Jessica Livingston (born 1971) is an American investor, writer, and podcaster. She is best known for being a founding partner of the seed stage venture firm Y Combinator.

==Early life and education==
Livingston was born in Minneapolis, Minnesota, and later relocated to the Boston area, raised in large part by her father and grandmother. In 1989, she graduated from Phillips Academy. Later, she received a Bachelor of Arts with a major in English from Bucknell University.

==Career==
After college, Livingston pursued an array of jobs, including work at Fidelity, the Food & Wine magazine, an automotive consulting firm, and a wedding planning service. Later, she served as vice president of marketing at Adams Harkness Financial Group, an investment bank.

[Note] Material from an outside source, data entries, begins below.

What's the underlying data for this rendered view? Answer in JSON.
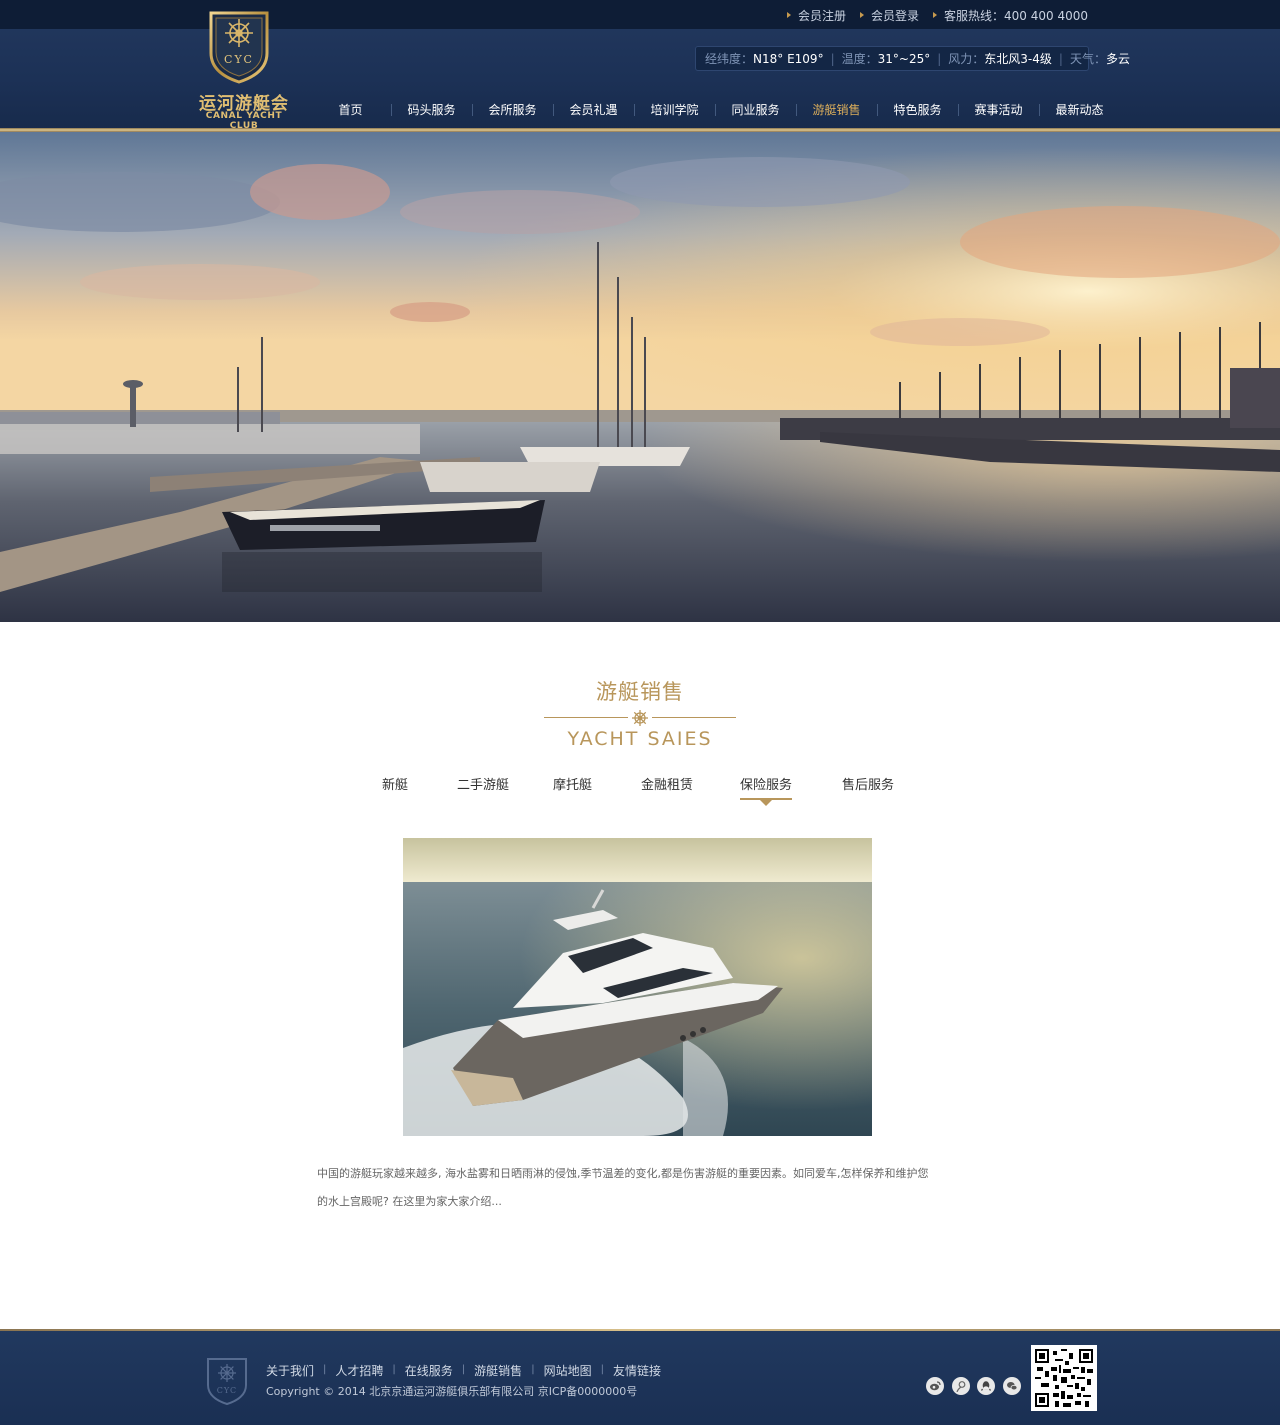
{
  "brand": {
    "monogram": "CYC",
    "name_cn": "运河游艇会",
    "name_en": "CANAL YACHT CLUB"
  },
  "toplinks": {
    "register": "会员注册",
    "login": "会员登录",
    "hotline": "客服热线：400 400 4000"
  },
  "weather": {
    "coord_label": "经纬度：",
    "coord_value": "N18° E109°",
    "temp_label": "温度：",
    "temp_value": "31°~25°",
    "wind_label": "风力：",
    "wind_value": "东北风3-4级",
    "sky_label": "天气：",
    "sky_value": "多云"
  },
  "nav": {
    "items": [
      "首页",
      "码头服务",
      "会所服务",
      "会员礼遇",
      "培训学院",
      "同业服务",
      "游艇销售",
      "特色服务",
      "赛事活动",
      "最新动态"
    ],
    "active_index": 6
  },
  "section": {
    "title_cn": "游艇销售",
    "title_en": "YACHT SAIES"
  },
  "tabs": {
    "items": [
      "新艇",
      "二手游艇",
      "摩托艇",
      "金融租赁",
      "保险服务",
      "售后服务"
    ],
    "active_index": 4
  },
  "content": {
    "description": "中国的游艇玩家越来越多, 海水盐雾和日晒雨淋的侵蚀,季节温差的变化,都是伤害游艇的重要因素。如同爱车,怎样保养和维护您的水上宫殿呢? 在这里为家大家介绍..."
  },
  "footer": {
    "links": [
      "关于我们",
      "人才招聘",
      "在线服务",
      "游艇销售",
      "网站地图",
      "友情链接"
    ],
    "copyright": "Copyright © 2014 北京京通运河游艇俱乐部有限公司  京ICP备0000000号",
    "social_icons": [
      "weibo-icon",
      "tencent-weibo-icon",
      "qq-icon",
      "wechat-icon"
    ]
  },
  "colors": {
    "navy": "#1c3156",
    "gold": "#b8965b",
    "nav_active": "#dcae5b"
  }
}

Livingston met Paul Graham, Robert Morris and Trevor Blackwell (the co-founders of dot-com company Viaweb) at a party in Cambridge. They discussed creating a startup incubator, and in 2005 the four co-founded Y Combinator (YC). In the early days of YC, Livingston and Graham hosted weekly meals for their founders at their home near Cambridge. Sam Altman (a former YC partner) credits Livingston with being essential to the transformation of Y Combinator into a startup ecosystem. When Graham stepped down from his leadership role and Altman succeeded him, Livingston became more involved in the organization's daily operations, including overseeing its Startup School program.

In early 2007, Livingston published Founders at Work: Stories of Startups' Early Days, a collection of interviews with famous startup founders, including Steve Wozniak.

In 2013, Livingston launched the Female Founders conference with the aim of inspiring more women to found startup companies.

In 2016, she took a year-long sabbatical from the incubator to spend time with her family and consider projects and other things she wanted to pursue.

Livingston is one of the financial backers of OpenAI, a for-profit company aiming to develop artificial general intelligence.

In 2023, she started co-hosting The Social Radars podcast alongside fellow YC partner Carolynn Levy.

== Personal life ==
Livingston married Paul Graham in 2008. They have two children. Since late 2016, the family has resided in the United Kingdom.